The Crimson entered the day one game up on the Big Red thanks to a nifty, come-from-behind, 2-1 victory over Cornell's illustrious ace, Greg Myers Friday afternoon. Assuming Myers' mates would sweep Dartmouth (they did), Harvard needed at least a split to guarantee itself a tie for the crown.
It got the split, but like everything else all year, this team did it the hard way. Not content to rack the Cadets' inferior pitchers in the first game and then submit meekly to all-league twirler Craig Jones in the nightcap, the Crimson kept the good-sized Soldiers Field crowd around until the end, finally doing away with Jones using that rarest of of weapons in the Harvard arsenal, the longball.
Who's He?
In the opener, unheralded Stu Whitfield surrendered a tally when Mark Bingham single Bobby Kelley home with two outs in the first and then limited the Crimson to one hit until the sixth.
Harvard starter Ron Steward, who had come on to put out the fire and record a save in the ninth inning Friday, ran into trouble in the second and worked his way out only after three runs had scored on four singles and two walks.
Stewart was saved further embarrassment when Danny Skaff, who filled in admirably for injured captain Charlie Santos-Buch in center (three hits, flawless fielding) dove to his left to nab a sinking liner earmarked for extra bases.
The visitors continued to hit Stewart hard in the third. Left fielder Don Allard pulled off a perfect imitation of Skaff's catch to foil one drive, but Gary Donaldson hit one over everybody moments later and ended up on third base with a triple. A walk, stolen base and two-out single later, Army led, 5-1, and Bill Doyle had relieved Stewart on the mound.
Doyle held the Cadets to one run and three hits the rest of the way, but a three-run, sixth-inning Harvard rally, highlighted by Allard's two-run double, fell short.
Although it made no difference in the outcome, Army's final marker proved a costly one for the Crimson, as a collision at home plate on a delayed double steal tore ligaments in catcher Joe Wark's knee, sidelining him indefinitely.
The Young Set
Freshman Vinnie Martelli replaced Wark behind the plate in the nightcap, combining with hurler Bill Larson to form an all-Yardling battery, but it was the opposing pair, Army's junior receiver Dave Toth (3-6, four RBIs for the day) and sophomore pitching sensation Jones, that the half-dozen or so scouts lounging behind home plate had come to see.

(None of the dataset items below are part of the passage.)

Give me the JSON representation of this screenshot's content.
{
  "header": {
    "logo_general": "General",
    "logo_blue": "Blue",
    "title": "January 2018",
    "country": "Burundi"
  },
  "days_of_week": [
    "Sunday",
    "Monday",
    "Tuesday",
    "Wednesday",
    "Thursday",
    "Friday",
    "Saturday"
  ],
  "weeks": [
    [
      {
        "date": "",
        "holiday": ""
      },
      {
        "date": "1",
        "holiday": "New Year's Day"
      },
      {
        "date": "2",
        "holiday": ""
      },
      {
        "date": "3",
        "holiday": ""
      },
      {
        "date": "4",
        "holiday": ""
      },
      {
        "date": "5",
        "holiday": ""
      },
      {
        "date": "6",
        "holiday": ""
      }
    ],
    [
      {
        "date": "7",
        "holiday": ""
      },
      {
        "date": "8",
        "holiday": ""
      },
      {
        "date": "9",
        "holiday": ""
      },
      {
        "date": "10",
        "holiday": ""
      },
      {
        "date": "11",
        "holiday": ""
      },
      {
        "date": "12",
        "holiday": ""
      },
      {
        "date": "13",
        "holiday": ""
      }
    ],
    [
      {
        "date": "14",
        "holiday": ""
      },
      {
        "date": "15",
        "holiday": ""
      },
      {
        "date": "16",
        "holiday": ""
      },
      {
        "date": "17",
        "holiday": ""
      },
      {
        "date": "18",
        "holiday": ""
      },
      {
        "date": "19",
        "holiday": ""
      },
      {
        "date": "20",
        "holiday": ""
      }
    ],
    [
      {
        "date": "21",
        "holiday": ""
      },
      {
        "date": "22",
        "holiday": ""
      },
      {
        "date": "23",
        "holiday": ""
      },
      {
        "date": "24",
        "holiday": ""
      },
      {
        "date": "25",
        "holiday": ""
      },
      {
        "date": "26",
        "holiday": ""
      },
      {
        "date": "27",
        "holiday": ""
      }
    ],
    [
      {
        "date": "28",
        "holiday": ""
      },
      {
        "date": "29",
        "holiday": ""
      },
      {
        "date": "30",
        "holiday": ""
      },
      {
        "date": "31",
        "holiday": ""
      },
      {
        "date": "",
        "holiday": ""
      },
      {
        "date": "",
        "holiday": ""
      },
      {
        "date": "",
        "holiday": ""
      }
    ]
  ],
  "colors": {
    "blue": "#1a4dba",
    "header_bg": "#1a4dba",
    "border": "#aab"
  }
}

When Jones took the mound, one member of the gallery of experts gleefully labelled him "the best in the East." But as the news of Cornell's first-game victory over Darthmouth diffused through the stands, the Crimson bats went to work.
Skaff opened the bottom of the first by lining Jones's second offering into right center for a two-bagger. Rick Pearce reached on an error, Skaff trotted home on Kelley's sacrifice fly, and then everyone trotted home when Bingham launched his second roundtripper of the campaign over the rightfield fence.
From then on, Jones toiled like just another pitcher, albeit a tired one (he had thrown 170 pitches Tuesday and 30 more the previous afternoon). Five fifth-inning runs on an error, single, hit-by-pitch, two-run double and finally a three-run homer by Martelli (his second) put Harvard in front, 8-3, and Doyle--who relieved Larson with one down in the sixth--completed the final 1 2/3 innings without incident to seal the split.